Más que voluntad política, es una propensión recurrente al diferimiento de las tareas estratégicas ante el arreglo táctico del corto plazo. Con el agravante de las distorsiones de un entorno parlamentario de supervivencia, asedio permanente y persecución. 

Precisamente en ese entorno de supervivencia habrá quien se pregunte ¿para qué cambiar el reglamento interno si la Asamblea como institución quedó atada de manos casi desde el momento de su instalación en 2016?

–La reducción sostenida del Parlamento a su mínima expresión no comenzó en enero 2016, ha sido un proceso ininterrumpido desde la Constitución de 1999 y continuado progresivamente con las reformas del Ridan, siendo la versión de 2010 uno de los más antidemocráticos del hemisferio. En este sentido, si miramos con perspectiva histórica este último quinquenio, resulta difícil comprender que la única legislatura opositora en 20 años, no haya sido capaz de haber dejado al menos una propuesta pública de reforma del reglamento de una instancia política tan importante como la AN. Ciertamente, un nuevo Ridan no romperá las ataduras que el Gobierno ha tejido alrededor del Parlamento, pero al menos señalaría el camino a seguir en la reconstrucción democrática del país desde uno de sus núcleos institucionales.

¿La ausencia de una reforma integral del Ridan en este quinquenio es atribuible solo a los cuatro presidentes del período, o en su conjunto a todos los diputados de la oposición?

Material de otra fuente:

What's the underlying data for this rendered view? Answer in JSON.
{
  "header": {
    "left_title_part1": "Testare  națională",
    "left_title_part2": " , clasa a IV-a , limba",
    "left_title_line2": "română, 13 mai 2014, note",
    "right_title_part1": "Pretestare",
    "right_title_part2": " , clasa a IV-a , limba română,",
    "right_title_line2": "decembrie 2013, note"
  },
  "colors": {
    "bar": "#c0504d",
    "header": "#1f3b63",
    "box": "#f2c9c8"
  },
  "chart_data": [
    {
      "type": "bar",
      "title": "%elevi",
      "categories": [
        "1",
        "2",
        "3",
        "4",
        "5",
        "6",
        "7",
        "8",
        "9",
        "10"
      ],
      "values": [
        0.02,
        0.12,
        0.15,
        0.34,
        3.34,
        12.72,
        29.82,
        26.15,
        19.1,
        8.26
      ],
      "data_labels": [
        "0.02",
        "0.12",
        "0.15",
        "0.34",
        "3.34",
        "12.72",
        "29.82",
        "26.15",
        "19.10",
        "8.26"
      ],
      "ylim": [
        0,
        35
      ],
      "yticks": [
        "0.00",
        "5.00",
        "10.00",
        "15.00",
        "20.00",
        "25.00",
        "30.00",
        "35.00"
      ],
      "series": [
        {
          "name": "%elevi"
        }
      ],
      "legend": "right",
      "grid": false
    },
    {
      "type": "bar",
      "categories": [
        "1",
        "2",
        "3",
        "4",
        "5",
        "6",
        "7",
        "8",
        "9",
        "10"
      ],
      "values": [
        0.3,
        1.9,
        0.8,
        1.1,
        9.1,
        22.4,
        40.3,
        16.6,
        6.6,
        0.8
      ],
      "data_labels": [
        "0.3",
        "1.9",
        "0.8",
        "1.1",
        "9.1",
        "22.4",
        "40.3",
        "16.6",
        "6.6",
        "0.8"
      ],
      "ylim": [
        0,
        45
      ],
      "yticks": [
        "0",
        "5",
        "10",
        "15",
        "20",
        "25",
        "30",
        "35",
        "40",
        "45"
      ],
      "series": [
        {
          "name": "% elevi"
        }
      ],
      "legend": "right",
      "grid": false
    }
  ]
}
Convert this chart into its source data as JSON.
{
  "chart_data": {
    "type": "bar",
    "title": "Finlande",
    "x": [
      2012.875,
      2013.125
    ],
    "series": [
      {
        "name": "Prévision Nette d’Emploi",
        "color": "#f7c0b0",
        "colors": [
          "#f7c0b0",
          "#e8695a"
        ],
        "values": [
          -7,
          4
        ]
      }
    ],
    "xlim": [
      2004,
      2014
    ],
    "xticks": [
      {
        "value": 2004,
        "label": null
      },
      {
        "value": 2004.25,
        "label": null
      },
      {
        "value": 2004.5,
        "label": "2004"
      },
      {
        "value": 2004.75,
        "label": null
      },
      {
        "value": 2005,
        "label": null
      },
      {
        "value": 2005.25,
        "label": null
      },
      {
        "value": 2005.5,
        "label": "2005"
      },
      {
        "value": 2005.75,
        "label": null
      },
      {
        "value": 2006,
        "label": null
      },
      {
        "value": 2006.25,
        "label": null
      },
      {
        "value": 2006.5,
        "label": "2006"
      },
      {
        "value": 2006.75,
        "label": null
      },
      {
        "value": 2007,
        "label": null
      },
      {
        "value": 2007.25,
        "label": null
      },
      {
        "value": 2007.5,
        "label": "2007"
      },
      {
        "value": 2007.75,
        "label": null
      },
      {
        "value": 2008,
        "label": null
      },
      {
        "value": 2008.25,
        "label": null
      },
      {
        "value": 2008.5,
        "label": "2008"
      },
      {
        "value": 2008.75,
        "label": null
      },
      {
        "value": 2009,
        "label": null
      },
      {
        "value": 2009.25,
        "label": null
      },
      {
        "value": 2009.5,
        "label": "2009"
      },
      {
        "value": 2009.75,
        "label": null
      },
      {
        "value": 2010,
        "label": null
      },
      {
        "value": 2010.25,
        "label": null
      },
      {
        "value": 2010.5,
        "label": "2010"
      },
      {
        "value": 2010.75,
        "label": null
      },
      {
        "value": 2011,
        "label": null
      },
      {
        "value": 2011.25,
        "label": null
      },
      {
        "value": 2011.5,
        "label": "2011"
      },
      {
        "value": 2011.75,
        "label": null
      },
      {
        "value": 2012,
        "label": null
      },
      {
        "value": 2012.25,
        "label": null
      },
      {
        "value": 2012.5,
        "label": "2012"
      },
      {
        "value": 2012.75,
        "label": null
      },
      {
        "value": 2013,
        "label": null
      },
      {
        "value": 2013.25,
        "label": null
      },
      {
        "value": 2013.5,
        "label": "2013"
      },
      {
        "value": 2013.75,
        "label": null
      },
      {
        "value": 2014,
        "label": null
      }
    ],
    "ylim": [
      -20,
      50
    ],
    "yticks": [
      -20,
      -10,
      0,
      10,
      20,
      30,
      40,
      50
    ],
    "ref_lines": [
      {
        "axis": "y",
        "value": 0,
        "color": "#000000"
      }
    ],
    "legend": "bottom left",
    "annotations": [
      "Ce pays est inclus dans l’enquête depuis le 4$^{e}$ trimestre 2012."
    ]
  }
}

–La nueva mayoría parlamentaria de la AN en su conjunto ha sido corresponsable de esta vergonzosa omisión reglamentaria. La legitimidad electoral ofreció un marco amplio inmejorable para que esta reforma fuese canalizada sin desatender la lucha política en otros ámbitos. Si bien es cierto que ante las prioridades políticas que impone la crisis humanitaria, el colapso económico, la represión y en general el viraje dictatorial del Gobierno, la reforma del Ridan no aparece en la lista, tampoco es menos cierto que esa moratoria reglamentaria solo compete a la AN.

¿Cuál es la responsabilidad del G4 por un lado y del PSUV por el otro en la crisis institucional en la que se terminó de hundir la Asamblea Nacional en estos 5 años?

–El Parlamento venezolano de 2020 es resultado de un conjunto de acciones, que en distintos niveles de incidencia, han desmantelado la última instancia medianamente democrática que le quedaba a Venezuela.

«La AN de hoy es el reflejo de la destrucción de la democracia que se vive allende las puertas del Hemiciclo de sesiones«.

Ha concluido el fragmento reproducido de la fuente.